Director: Christian Schwochow

Actors: Alexander Scheer, Jordis Triebel, Tristan Gobel

Release Date: Friday 12th June 2015

Genre(s): Drama

Running time: 102 minutes

Here’s the big problem with West, an otherwise solid adaptation of Julia Franck’s novel: the last scene belongs to a minor character and not the heroine, a single mother looking to make a life for herself and her son in 1970s West Berlin. There’s a hint of a wobble in the middle of the second act, where it looks like director Christian Schwochow has forgotten whose story this is for a stretch before getting things back on track, but that wobble returns and unsteadies everything as West reaches its climax.

Nelly (Triebel) is a chemist making her way through the Berlin wall into West Berlin with son Alexis (Gobel) in the late seventies. She has paid off a man to pose as her husband, her boyfriend and Alexis’ father having died three years before, and they successfully negotiate the crossing. Living in a refugee centre with other escapees, Nelly has to jump through some bureaucratic hoops to acquire the necessary stamps to start a new life. However, standing in her way is CIA agent Bird (Ido), looking for any information Nelly might have about living in the Soviet section and who hints that her boyfriend may be alive and working for the Stasi...

Schwochow works hard to bring the era to life. The emphasis on details allows him to get under the fingernails of what life must have been like in a West Berlin refugee centre in the late seventies. He also goes to lengths to draw parallels between the CIA’s intrusive questioning of private affairs and the Stasi’s humiliating tactics; there’s nothing between her being forced to strip at the border and Bird’s very personal interrogation - both leave her naked and exposed. Fellow refugee Hans (Scheer) points out, "We have the same bedclothes here as the ones in East German jails." With overcrowding and sharing of toilets, this isn’t the paradise Nelly envisaged for her and her son and it looks like West’s daring proposition is that there’s not much difference between East and West.

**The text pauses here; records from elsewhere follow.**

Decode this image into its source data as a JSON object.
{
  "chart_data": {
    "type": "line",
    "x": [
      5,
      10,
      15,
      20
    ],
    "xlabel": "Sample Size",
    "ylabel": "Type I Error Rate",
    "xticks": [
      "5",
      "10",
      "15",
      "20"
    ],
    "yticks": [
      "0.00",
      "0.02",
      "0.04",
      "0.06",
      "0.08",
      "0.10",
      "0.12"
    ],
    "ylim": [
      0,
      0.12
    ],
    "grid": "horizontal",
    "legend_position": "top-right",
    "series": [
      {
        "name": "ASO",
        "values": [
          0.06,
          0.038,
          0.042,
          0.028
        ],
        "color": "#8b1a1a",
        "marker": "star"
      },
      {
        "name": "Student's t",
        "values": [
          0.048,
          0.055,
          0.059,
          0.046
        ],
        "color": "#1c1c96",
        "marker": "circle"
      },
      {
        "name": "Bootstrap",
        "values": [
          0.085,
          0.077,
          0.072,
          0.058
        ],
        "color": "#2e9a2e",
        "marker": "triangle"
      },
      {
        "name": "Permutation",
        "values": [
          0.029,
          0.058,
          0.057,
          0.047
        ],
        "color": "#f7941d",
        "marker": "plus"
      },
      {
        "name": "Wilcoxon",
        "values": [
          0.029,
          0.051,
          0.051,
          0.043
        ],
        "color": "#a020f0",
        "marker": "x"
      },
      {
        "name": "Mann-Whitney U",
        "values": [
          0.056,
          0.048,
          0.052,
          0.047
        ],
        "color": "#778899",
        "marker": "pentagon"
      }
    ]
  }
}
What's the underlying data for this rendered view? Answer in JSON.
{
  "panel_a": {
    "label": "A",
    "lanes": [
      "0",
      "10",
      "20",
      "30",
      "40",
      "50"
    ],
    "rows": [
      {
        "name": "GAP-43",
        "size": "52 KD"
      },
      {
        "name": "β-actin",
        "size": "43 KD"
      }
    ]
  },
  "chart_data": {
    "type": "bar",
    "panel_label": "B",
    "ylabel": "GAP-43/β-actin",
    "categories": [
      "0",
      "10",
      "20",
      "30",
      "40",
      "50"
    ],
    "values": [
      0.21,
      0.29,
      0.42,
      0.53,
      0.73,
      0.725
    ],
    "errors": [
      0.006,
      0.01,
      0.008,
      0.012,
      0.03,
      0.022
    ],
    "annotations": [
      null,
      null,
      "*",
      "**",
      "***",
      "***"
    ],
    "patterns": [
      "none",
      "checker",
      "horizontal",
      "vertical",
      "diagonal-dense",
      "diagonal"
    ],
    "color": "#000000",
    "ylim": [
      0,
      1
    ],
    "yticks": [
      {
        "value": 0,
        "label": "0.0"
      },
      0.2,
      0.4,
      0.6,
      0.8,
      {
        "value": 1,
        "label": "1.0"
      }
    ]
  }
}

But then comes that mid-act wobble. When Nelly begins to flirt with Bird her motivation gets a little muddied, and the story branches out to explore Hans, the creepy guy suspected of being a Stasi informer and who becomes a reluctant father figure to Alexis. While these developments work in their own right, they feel part of a broader story - as if West was a much longer film that was hacked down, leaving these subplots unfinished and underdeveloped. This is why allowing Hans and not Nelly occupy our attention and dominate screentime in the run in is such a puzzling decision - he is just the subplot after all.